The Report began by articulating the special value that Okinawa had to the US military’s global ambitions:
“We are in Okinawa because it constitutes an essential part of our worldwide defenses. In Japan and the Philippines, as in other parts of the world, our base tenure is dependent upon the continued existence of friendly governments. In the Ryukyu Islands the circumstances of our political control and the absence of a belligerent nationalistic movement allow us to plan for long-term use of a forward military base in the offshore island chain of the Far East-Pacific area, subject, of course, to our own national policy. Here, there are no restrictions imposed by a foreign government on our rights to store or to employ atomic weapons.” (7657)

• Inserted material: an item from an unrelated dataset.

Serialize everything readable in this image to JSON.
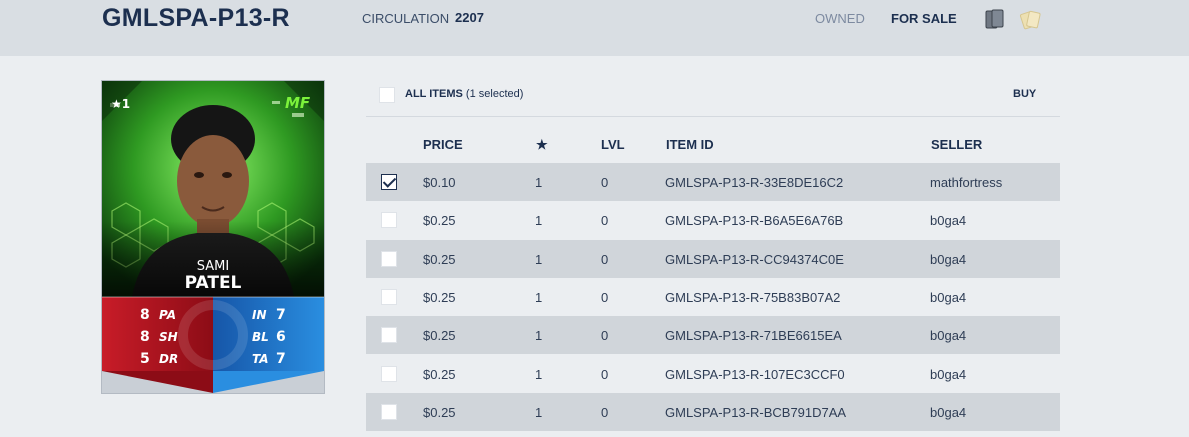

With regards to the Yanbaru region specifically, the Report played an important role in painting it as unclaimed, undeveloped, and therefore, prime lands for the taking:
“…the Marines would utilize a large acreage in the northern part of Okinawa for maneuver purposes. This latter land is in great part former Japanese public domain and no payment would be required for its use, nor would there be any actual displacement of persons by reason of its use.” (7654)
Despite this insistence that people would not be displaced as a result, the Price Commission’s allocation of $3 million to relocate 1,200 families that would be displaced as a result of the new enclosures reveal their recognition that these were far from the empty lands that could be taken without consequences. A developmentalist logic assuaged any concerns over the human repercussions of displacement, even in these short passages where they were acknowledged:
“The taking of lands by the United States from the present agrarian economy, in conjunction with the ever-increasing pressures of overpopulation, has merely accentuated the traditional deficiencies of the Ryukyuan agrarian economy and has hastened the transition of Ryukyuan peoples into other types of occupations.” (7655)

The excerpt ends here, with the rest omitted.